Ahora sí se veían, pero alegres y tan animados que gritaban sus mercancías en sus puestecillos y nos saludaban maravillados, como la gente que todavía mantiene la fantasía dentro.
En la Plaza de Armas, todavía lejana, comenzaba a congregarse lo que luego acabó en una muchedumbre, pero la brisa todavía no tenía decidido nuestro destino, así que bandeábamos de una parte a otra recorriendo la ciudad, avanzando unos pocos metros en cada bordada aérea; la gente se asomaba a los balcones o se arremolinaba señalándonos con grandes risas, podíamos ver sus dientes blancos en la penumbra de las calles estrechas.
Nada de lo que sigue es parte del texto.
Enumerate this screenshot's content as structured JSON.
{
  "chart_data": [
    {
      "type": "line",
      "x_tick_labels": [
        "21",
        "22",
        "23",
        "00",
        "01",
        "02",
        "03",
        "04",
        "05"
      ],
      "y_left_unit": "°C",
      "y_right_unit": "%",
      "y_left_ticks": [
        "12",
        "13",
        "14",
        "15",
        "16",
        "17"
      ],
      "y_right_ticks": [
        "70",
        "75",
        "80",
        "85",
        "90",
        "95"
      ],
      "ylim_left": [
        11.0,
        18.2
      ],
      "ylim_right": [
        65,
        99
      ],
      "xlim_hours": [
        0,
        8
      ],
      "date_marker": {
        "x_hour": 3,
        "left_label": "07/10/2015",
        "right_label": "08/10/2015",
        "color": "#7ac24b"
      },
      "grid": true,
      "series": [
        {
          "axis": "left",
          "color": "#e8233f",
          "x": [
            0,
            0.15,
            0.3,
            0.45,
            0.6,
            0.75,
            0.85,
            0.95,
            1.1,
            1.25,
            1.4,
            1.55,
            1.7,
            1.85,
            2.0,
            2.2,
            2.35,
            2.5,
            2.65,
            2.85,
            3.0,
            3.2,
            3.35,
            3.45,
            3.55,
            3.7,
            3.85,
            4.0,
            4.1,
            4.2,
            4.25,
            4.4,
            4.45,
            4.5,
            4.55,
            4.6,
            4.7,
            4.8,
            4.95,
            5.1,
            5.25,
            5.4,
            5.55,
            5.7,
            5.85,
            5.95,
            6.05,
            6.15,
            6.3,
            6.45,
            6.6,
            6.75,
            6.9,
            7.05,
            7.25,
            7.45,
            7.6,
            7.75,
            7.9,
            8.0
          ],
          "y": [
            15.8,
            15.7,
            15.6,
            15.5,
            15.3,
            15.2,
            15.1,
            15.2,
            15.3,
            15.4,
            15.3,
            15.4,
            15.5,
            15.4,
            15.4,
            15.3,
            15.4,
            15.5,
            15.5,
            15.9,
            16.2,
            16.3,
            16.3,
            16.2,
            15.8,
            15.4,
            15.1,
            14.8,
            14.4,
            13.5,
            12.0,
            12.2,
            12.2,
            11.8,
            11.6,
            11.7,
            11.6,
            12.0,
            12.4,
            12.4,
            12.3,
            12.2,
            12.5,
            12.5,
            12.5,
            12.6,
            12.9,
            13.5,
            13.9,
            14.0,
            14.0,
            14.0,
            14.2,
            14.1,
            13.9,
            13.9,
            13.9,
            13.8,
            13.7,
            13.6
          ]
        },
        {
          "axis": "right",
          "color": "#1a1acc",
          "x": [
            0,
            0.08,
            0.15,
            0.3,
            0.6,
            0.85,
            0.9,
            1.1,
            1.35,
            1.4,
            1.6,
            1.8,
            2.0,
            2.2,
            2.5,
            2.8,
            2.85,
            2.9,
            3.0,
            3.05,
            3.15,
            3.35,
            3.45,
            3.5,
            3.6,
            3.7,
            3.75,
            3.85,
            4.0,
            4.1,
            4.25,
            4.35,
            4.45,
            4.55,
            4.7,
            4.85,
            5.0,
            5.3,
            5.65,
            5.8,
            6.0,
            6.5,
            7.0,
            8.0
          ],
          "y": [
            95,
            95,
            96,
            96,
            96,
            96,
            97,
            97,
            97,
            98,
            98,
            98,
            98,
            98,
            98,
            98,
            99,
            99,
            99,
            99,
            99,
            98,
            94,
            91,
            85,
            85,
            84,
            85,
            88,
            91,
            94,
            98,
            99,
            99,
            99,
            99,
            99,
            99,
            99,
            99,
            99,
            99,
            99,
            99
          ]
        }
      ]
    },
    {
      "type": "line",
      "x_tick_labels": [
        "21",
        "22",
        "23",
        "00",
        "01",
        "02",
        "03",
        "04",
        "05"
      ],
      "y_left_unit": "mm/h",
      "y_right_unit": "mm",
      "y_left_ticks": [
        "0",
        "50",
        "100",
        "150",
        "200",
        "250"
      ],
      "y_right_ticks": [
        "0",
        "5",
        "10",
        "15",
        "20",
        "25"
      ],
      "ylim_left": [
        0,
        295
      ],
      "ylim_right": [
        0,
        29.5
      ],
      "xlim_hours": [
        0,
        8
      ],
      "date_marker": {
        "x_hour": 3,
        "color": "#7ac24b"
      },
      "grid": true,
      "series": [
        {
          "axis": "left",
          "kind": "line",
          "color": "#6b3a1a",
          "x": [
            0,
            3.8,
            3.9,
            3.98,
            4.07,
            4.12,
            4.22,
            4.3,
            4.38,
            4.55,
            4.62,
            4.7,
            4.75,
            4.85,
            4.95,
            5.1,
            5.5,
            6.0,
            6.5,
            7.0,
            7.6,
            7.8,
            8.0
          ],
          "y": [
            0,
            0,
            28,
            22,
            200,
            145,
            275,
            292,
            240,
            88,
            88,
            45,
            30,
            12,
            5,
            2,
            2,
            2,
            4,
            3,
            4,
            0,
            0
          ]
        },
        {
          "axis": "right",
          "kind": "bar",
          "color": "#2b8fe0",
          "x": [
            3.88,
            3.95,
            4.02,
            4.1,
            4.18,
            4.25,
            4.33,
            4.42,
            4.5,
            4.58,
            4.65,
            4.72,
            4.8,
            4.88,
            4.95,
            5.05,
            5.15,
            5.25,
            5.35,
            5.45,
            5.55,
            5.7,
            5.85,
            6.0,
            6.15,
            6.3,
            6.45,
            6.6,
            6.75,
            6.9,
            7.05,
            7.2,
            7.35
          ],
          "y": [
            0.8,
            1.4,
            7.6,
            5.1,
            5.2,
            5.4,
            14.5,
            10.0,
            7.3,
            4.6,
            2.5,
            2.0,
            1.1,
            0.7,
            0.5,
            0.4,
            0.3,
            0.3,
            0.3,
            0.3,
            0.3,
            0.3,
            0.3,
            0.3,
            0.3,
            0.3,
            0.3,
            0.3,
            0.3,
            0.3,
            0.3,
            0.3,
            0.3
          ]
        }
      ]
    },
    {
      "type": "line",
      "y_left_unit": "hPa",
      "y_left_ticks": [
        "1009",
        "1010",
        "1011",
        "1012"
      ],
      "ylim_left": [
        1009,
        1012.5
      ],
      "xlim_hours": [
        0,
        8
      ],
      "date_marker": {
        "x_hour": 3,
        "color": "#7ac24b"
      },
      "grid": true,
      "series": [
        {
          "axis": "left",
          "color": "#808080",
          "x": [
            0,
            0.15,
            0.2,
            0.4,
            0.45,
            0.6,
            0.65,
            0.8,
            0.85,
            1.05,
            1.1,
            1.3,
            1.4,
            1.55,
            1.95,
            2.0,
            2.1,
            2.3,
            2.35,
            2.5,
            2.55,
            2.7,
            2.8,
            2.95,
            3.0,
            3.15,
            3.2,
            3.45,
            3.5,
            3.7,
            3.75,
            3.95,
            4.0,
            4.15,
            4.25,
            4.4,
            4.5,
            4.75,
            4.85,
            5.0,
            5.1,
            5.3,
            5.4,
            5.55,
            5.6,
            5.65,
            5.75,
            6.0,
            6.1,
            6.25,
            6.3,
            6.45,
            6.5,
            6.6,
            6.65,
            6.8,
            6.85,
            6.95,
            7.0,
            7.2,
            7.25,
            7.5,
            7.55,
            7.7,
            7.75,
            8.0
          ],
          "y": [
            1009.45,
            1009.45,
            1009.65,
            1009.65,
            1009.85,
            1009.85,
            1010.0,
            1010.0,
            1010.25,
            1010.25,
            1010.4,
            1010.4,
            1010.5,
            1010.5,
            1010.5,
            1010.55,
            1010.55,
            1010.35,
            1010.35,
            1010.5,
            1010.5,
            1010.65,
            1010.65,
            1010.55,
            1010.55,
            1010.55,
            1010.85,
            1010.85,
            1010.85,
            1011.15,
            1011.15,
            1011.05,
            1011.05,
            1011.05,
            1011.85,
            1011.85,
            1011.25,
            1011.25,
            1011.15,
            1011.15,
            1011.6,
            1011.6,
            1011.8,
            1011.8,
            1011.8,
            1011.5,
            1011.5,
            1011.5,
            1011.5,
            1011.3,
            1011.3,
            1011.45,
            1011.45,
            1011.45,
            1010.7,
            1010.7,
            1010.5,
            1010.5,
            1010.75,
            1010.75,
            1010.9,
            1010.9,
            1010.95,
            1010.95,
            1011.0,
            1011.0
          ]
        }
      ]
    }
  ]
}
Desde el formidable puesto de observación de la barquilla, se veía una ciudad de traza española, a 3.326 metros de altitud, superpuesta a una nativa, de la que quedaban muchas muestras arquitectónicas que nos dejaban entrever la grandiosidad y originalidad de su pasado. Podía contemplarse la iglesia y el convento de Santo Domingo, construidos sobre el templo principal inca dedicado al dios del sol, Inti-Cancha, que fue el gran centro religioso cabeza del Imperio, la casa de las vírgenes del sol o Ajlla-Vasi, el palacio de Qoloanpata o del indio Roca, donde se encuentra la famosa piedra labrada de doce ángulos, mezclados con las casas coloniales de la Concha, de los marqueses de Valle-Umbroso, la del Almirante, la de los Cuatro Bustos…
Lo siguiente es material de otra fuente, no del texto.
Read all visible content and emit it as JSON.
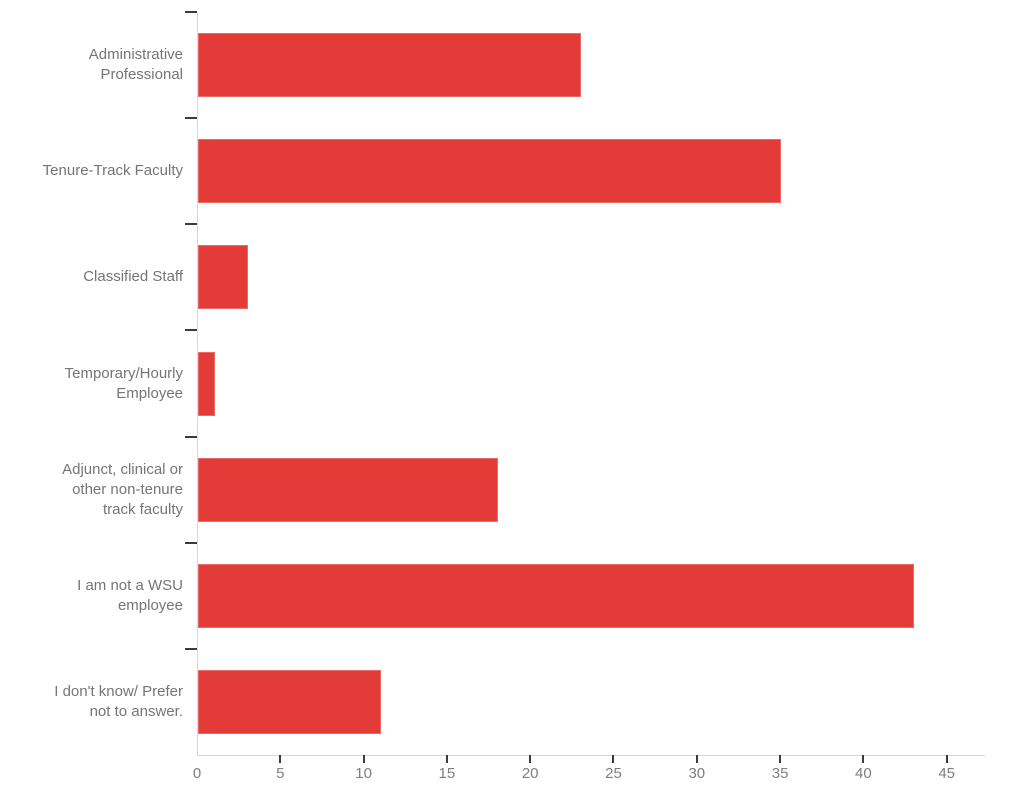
{
  "chart_data": {
    "type": "bar",
    "orientation": "horizontal",
    "title": "",
    "xlabel": "",
    "ylabel": "",
    "categories": [
      "Administrative Professional",
      "Tenure-Track Faculty",
      "Classified Staff",
      "Temporary/Hourly Employee",
      "Adjunct, clinical or other non-tenure track faculty",
      "I am not a WSU employee",
      "I don't know/ Prefer not to answer."
    ],
    "category_label_lines": [
      [
        "Administrative",
        "Professional"
      ],
      [
        "Tenure-Track Faculty"
      ],
      [
        "Classified Staff"
      ],
      [
        "Temporary/Hourly",
        "Employee"
      ],
      [
        "Adjunct, clinical or",
        "other non-tenure",
        "track faculty"
      ],
      [
        "I am not a WSU",
        "employee"
      ],
      [
        "I don't know/ Prefer",
        "not to answer."
      ]
    ],
    "values": [
      23,
      35,
      3,
      1,
      18,
      43,
      11
    ],
    "x_ticks": [
      0,
      5,
      10,
      15,
      20,
      25,
      30,
      35,
      40,
      45
    ],
    "xlim": [
      0,
      47.3
    ],
    "grid": false,
    "legend": false,
    "colors": {
      "bar": "#e23b38",
      "axis_line": "#d8d8d8",
      "tick_mark": "#3b3b3b",
      "category_label": "#757575",
      "tick_label": "#7e7e7e"
    }
  }
}
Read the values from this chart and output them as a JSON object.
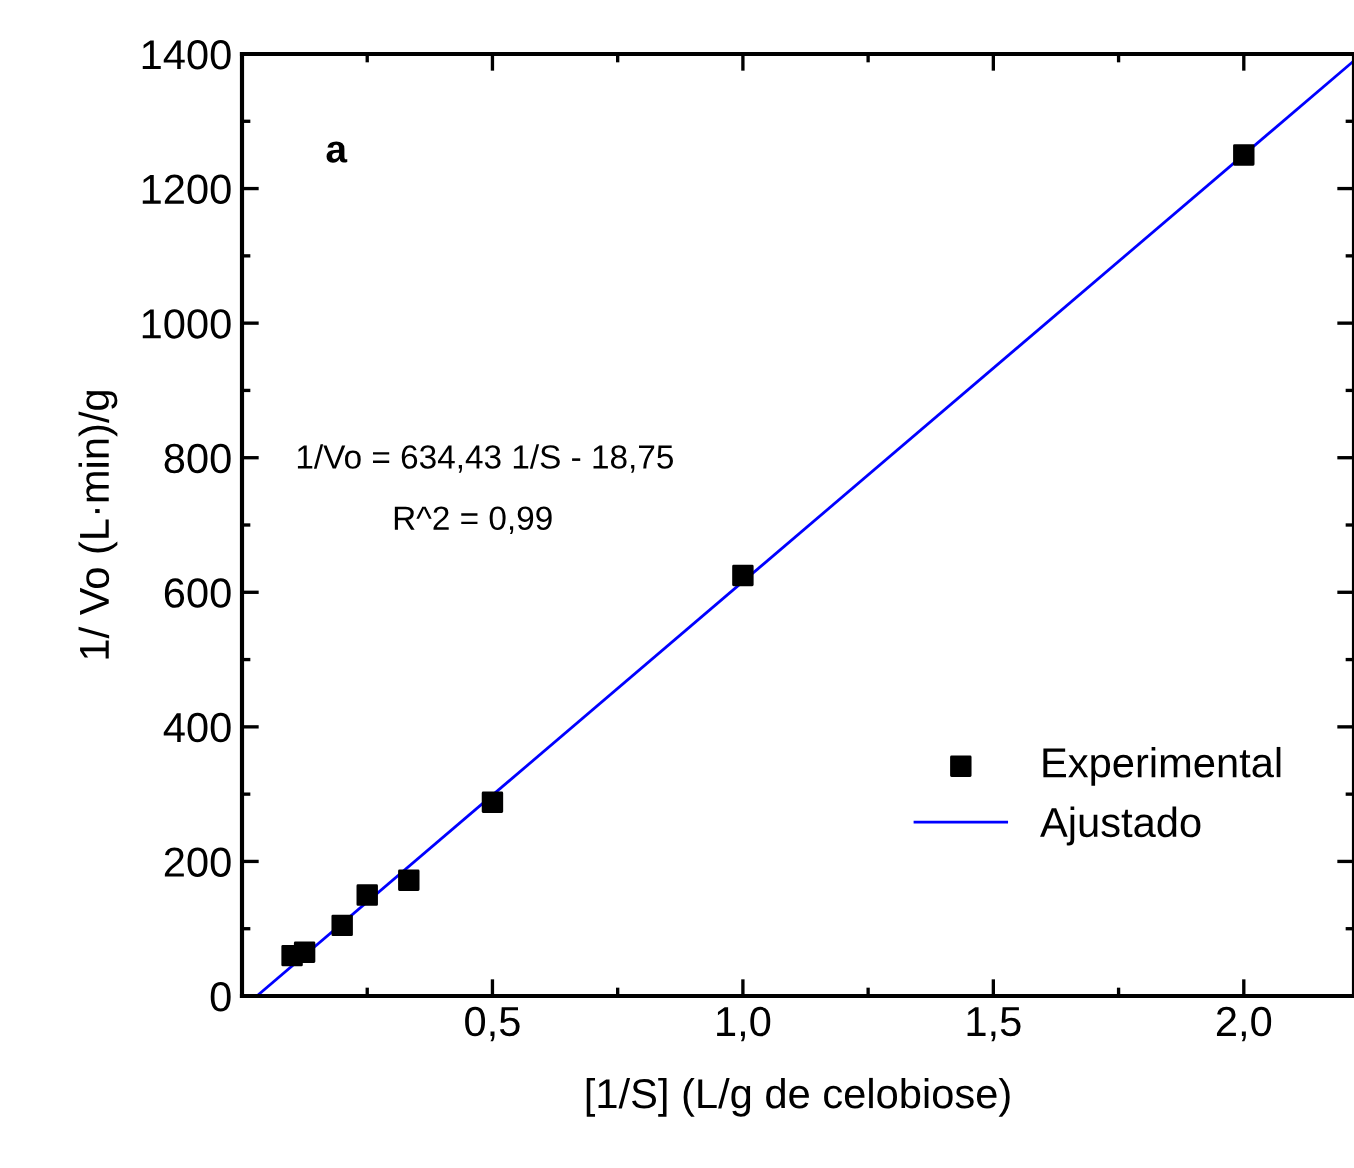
{
  "chart_data": {
    "type": "scatter",
    "xlabel": "[1/S] (L/g de celobiose)",
    "ylabel": "1/ Vo (L·min)/g",
    "xlim": [
      0,
      2.22
    ],
    "xticks": [
      {
        "value": 0.5,
        "label": "0,5"
      },
      {
        "value": 1.0,
        "label": "1,0"
      },
      {
        "value": 1.5,
        "label": "1,5"
      },
      {
        "value": 2.0,
        "label": "2,0"
      }
    ],
    "ylim": [
      0,
      1400
    ],
    "yticks": [
      0,
      200,
      400,
      600,
      800,
      1000,
      1200,
      1400
    ],
    "series": [
      {
        "name": "Experimental",
        "color": "#000000",
        "marker": "square",
        "x": [
          0.1,
          0.125,
          0.2,
          0.25,
          0.333,
          0.5,
          1.0,
          2.0
        ],
        "values": [
          60,
          65,
          105,
          150,
          172,
          288,
          625,
          1250
        ]
      },
      {
        "name": "Ajustado",
        "type": "line",
        "color": "#0000ff",
        "marker": "none",
        "line_style": "solid",
        "x": [
          0.0296,
          2.22
        ],
        "values": [
          0,
          1390
        ]
      }
    ],
    "annotations": [
      "a",
      "1/Vo = 634,43 1/S - 18,75",
      "R^2 = 0,99"
    ],
    "legend": "bottom right",
    "grid": false
  }
}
En la ladera, salía el tren hacia el Machu Pichu lleno de turistas que sacaban sus cámaras por las ventanillas; escalaba la montaña como un péndulo, marcha adelante y marcha atrás y en cada vaivén subía unos metros hacia arriba, con una técnica sobre los raíles parecida a la nuestra en la brisa, que nos acercaba lentamente con grandes y suaves ondulaciones hacia la Plaza de Armas. No era capaz de identificar el cuerpo de puma, forma que tiene la ciudad, colocado bajo la cabeza del halcón, que es Sacsahuaman según la leyenda; quizá ha sido deformado por el crecimiento, naturalmente caótico. Lo que sí nos llamaba la atención desde nuestro privilegiado punto de vista, eran las figuritas que campeaban sobre los tejados de casi todas las casas: una vasijita con agua para ahuyentar los espíritus de los incendios, una cruz para mantener alejado al demonio y unos signos que pregonaban la situación económica de sus moradores: una pareja de bueyes de barro grandes, o pequeños si los propietarios no eran pudientes, o de llamas cuando eran campesinos pobres.
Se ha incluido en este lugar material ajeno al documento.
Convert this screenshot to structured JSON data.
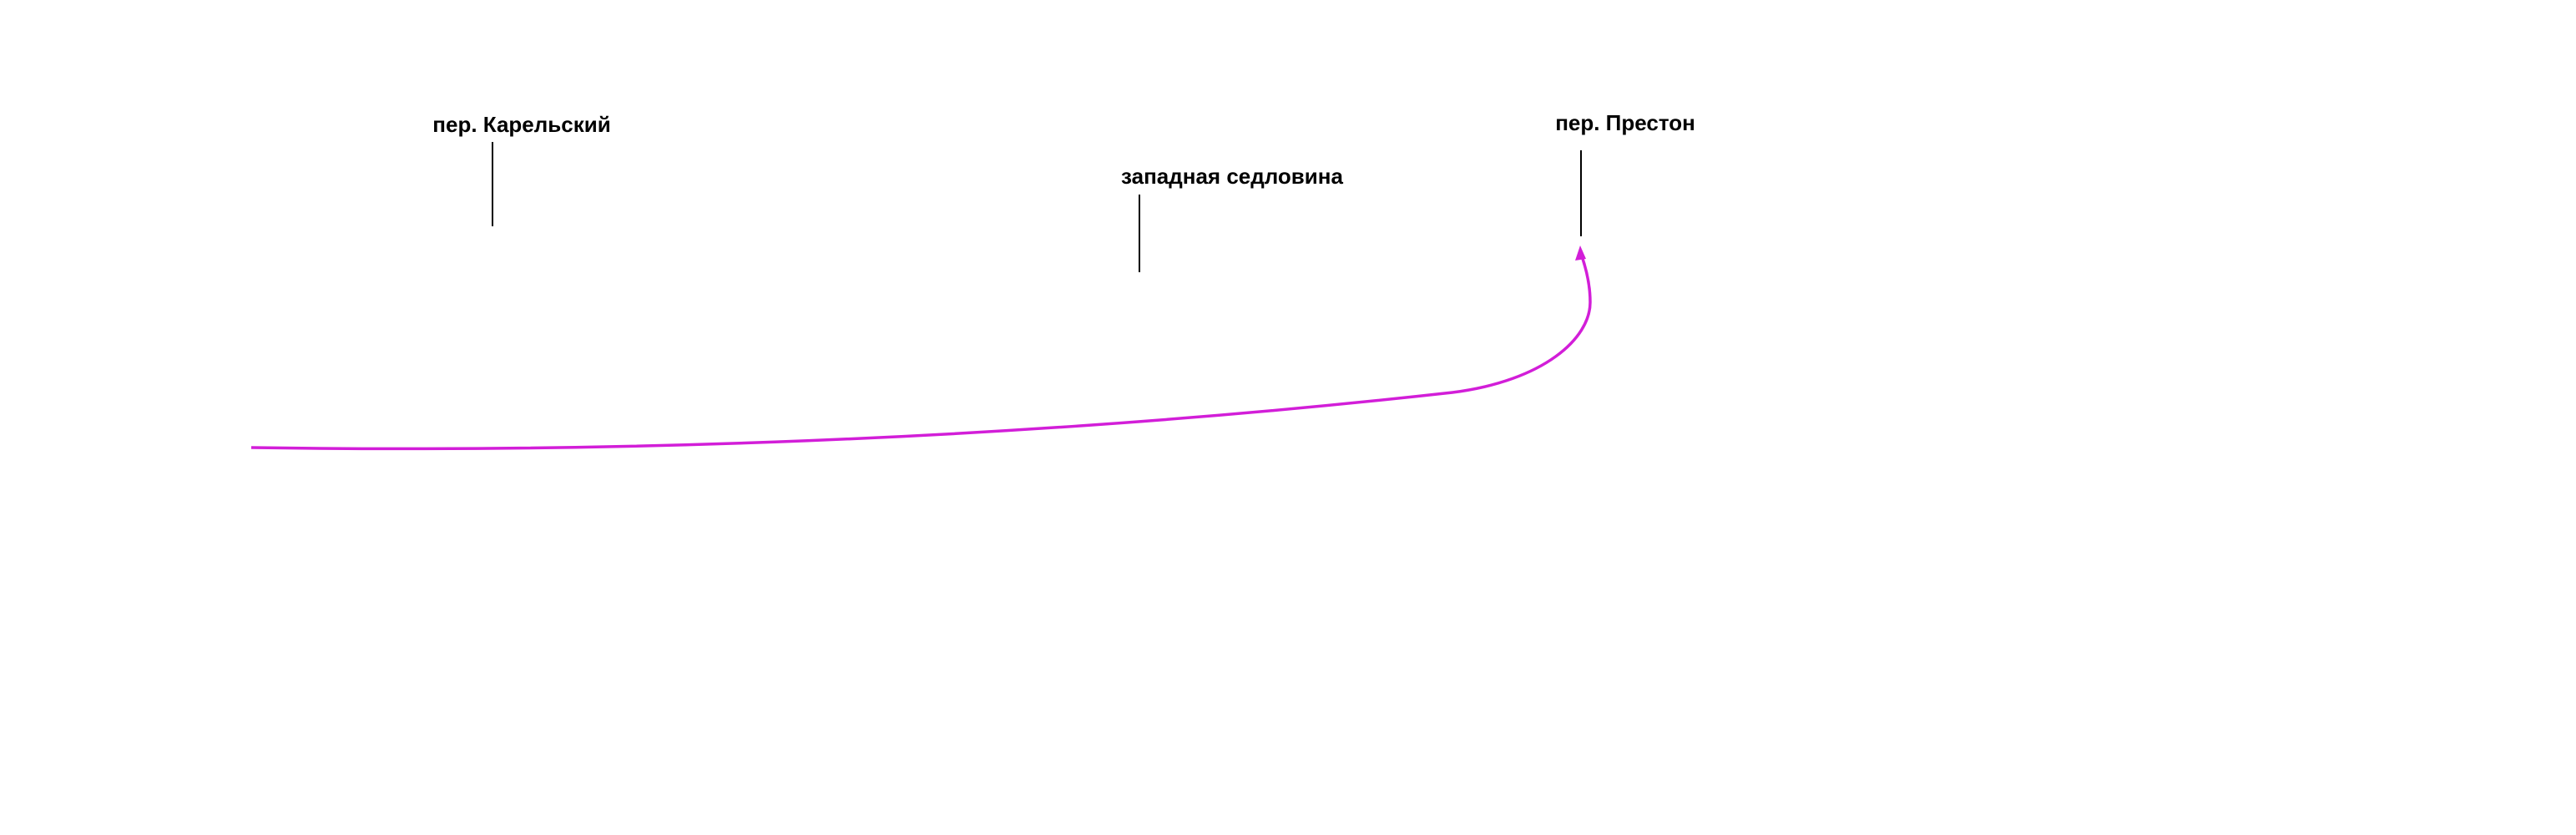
{
  "labels": [
    "пер. Карельский",
    "западная седловина",
    "пер. Престон"
  ]
}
Por fin navegamos sobre las ultimas casas y abordamos la plaza; la muchedumbre abigarrada, en colores y en lo heterogéneo, campesinos quechuas de sombrero bajo, especie de plato de lana sobre la cabeza, que no hablan castellano, mestizos que hablan español, de sombrero alto como un bombín, mujeres aymnaras ataviadas de gala, esperando en las escalinatas de la plaza a que algún turista quisiera retratarlas con sus llamas, previo pago, indios del mercadillo con sus trajes de tintes chillones en la escalinata de la catedral-basílica, construida sobre el palacio de Viracocha. Cuando nos colocamos sobre sus bóvedas, iniciamos el descenso y, para evitar cualquier desplazamiento lateral que nos hiciera encallar sobre los tejados, lancé el cabo de agarre que fue trincado rápidamente por Juanito y el inca moderno Pedro ante el asombro de todos, que no podían creer que aquel tremendo invento decidiera bajar allí, justo delante de ellos… cosa nunca vista en el Cuzco.
Cuando la barquilla por fin tocó fondo en la plaza, la gran multitud rodeó al globo, querían tocarlo, ver de qué estaba hecho aquello, y a nosotros, nos tiraban de la manga, nos ponían un papel delante pidiendo un autógrafo, nos daban palmadas de lo más felices, y solo pudimos tener espacio para plegar la vela cuando la policía acudió en nuestra ayuda e hizo un espacio dando correazos. Mientras reponíamos fuerzas en el Píccolo, nuestros frustrados admiradores siguieron con la nariz pegada al cristal vigilados por los guardias, observando cómo una gente tan rara, como debíamos parecerles, desayunaba con tanta ansiedad.